This week we celebrated our 15-year
wedding anniversary. Our anniversaries have always been a time of reflection in
our marriage and this anniversary was no different. When we were first married we were so happy
and couldn’t wait to start our life together. Life seemed perfect in our little
newlywed bubble. We were so happy holding hands imagining our perfect life in the happy little home we wanted to create.
The thing is,
marriage is meant to try us and stretch us. It requires a lot of effort and
dedication. I have learned that obedience and sacrifice are always involved in
anything worth having. In his book, Drawing Heaven Into Your Marriage, Dr.
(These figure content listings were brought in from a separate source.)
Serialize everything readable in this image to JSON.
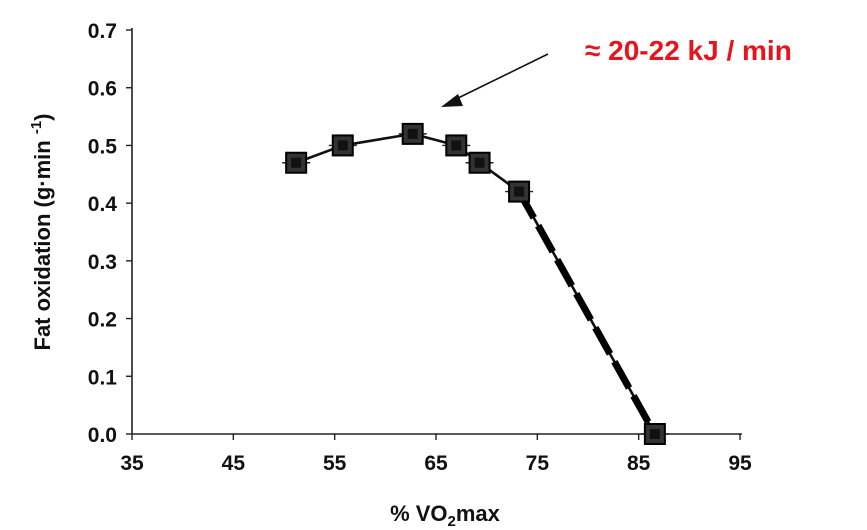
{
  "chart_data": {
    "type": "line",
    "xlabel": "% VO2max",
    "xlabel_parts": {
      "prefix": "% VO",
      "subscript": "2",
      "suffix": "max"
    },
    "ylabel": "Fat oxidation (g·min -1)",
    "ylabel_parts": {
      "main": "Fat oxidation (g·min ",
      "superscript": "-1",
      "close": ")"
    },
    "xlim": [
      35,
      95
    ],
    "ylim": [
      0.0,
      0.7
    ],
    "x_ticks": [
      35,
      45,
      55,
      65,
      75,
      85,
      95
    ],
    "x_tick_labels": [
      "35",
      "45",
      "55",
      "65",
      "75",
      "85",
      "95"
    ],
    "y_ticks": [
      0.0,
      0.1,
      0.2,
      0.3,
      0.4,
      0.5,
      0.6,
      0.7
    ],
    "y_tick_labels": [
      "0.0",
      "0.1",
      "0.2",
      "0.3",
      "0.4",
      "0.5",
      "0.6",
      "0.7"
    ],
    "grid": false,
    "series": [
      {
        "style": "solid",
        "marker": "square",
        "x": [
          51.2,
          55.8,
          62.7,
          67.0,
          69.3,
          73.2,
          86.6
        ],
        "y": [
          0.47,
          0.5,
          0.52,
          0.5,
          0.47,
          0.42,
          0.0
        ]
      },
      {
        "style": "dashed",
        "x": [
          73.2,
          86.6
        ],
        "y": [
          0.42,
          0.0
        ]
      }
    ],
    "annotations": [
      {
        "text": "≈ 20-22 kJ / min",
        "color": "#e8141c",
        "arrow_target": {
          "x": 65,
          "y": 0.565
        }
      }
    ]
  }
}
H. Wallace Goddard discusses the importance of obedience and sacrifice in
marriage. He tells us, “Applying these principles to marriage requires
inspiration.” (p.37) I loved this! He is telling us that obedience and
sacrifice will not come automatically. This makes so much sense and yet I have
never thought of it in this way. It was
really eye opening. There were several
things in regard to these principles that really caught my attention and that I
want to remember in my own marriage as I continue to allow inspiration from the
Spirit guide me.
Dr. Goddard's
words of wisdom on obedience and sacrifice:
· “Obedience
means that we love God with all our hearts. Obedience also requires that we
‘love [our spouse] with all [our] heart, and shalt cleave unto her and none
else.’ (D&C 42:22).” (p. 37)
· In
regards to sacrifice he says, “God knew that marriage would provide us unending
opportunities to negotiate everything from what’s okay to wear on the Sabbath
to what spices are favored in meals.” (p. 38)
· “We
covenant to bring all to the altar. The Lord cannot bless what we will not
bring.” (p. 38)
· Speaking
of Jesus Christ and His obedience and sacrifice he said, “He chose to let
goodness govern His power. The Person with the greatest power chose to be the
most submissive.” (p. 39)
These things
were all very thought provoking to me. When my husband and I married I think we
both understood that there would need to be compromise and sacrifice and as the
years have proved some of those are easier to do than others. As I reflect back
it is when we gladly chose to make sacrifices throughout the years that it
strengthened our marriage and brought us closer together. We had to rely on the
Spirit to help us know and repent of our weaknesses or our pride to let go and
sacrifice to make things better. The
Spirit has taught us that there are some things that just aren’t worth holding
onto if you want your marriage to survive and thrive. The Spirit has also helped me to see things
in my spouse that I would have otherwise missed. There were times when I was
prideful and didn’t want to give in but after allowing the Spirit to guide me
my heart would be softened to forgive and ask for forgiveness. The Spirit has
also guided me to know if I am spending too much time on other things that are
not a priority or if I am not concentrating on my marriage enough. I’ve been able
to redirect my priorities and make necessary sacrifices to let go of too much
reading, or talking on the phone with my mom or sisters, to putting my school
before my marriage and children. I make
sacrifices every day and without the guidance of the Spirit it would be hard to
keep my focus.
There was one
last thing that stood out to me from Dr. Goddard that I want to share:
“It takes
strength of character to see errors in a partner’s grammar or perceptions and
yet resist the temptation to correct needlessly. It takes godly goodness to see
weakness and mistakes in our partners and yet resist the temptation to smirk.
It takes heavenly humility to be proven right and yet to meekly acknowledge
that we all make mistakes. It takes divine grace to discard or limit the
hobbies that prevent us from helping around the house.” (p. 40)
Sacrifice also
teaches us to show strength, goodness, humility, and grace. Each of us is on a path to become better but
we are all getting there at a different pace.
Our marriage should be the place where we can hold hands together on
this path and say to one another, “Come on I’ll help you and you help me and we
will get there together. How about I sacrifice and let go of this so we can get
there.” Then our spouse can turn to us and say, “Thank you for holding my hand
so we can do this together. I will also sacrifice and let go of this so we can
get there.” It isn’t easy and each day I goof up. But I hope that after 15
years on this marriage journey that my husband can say I am better than I was
15 years ago because I sure think he is.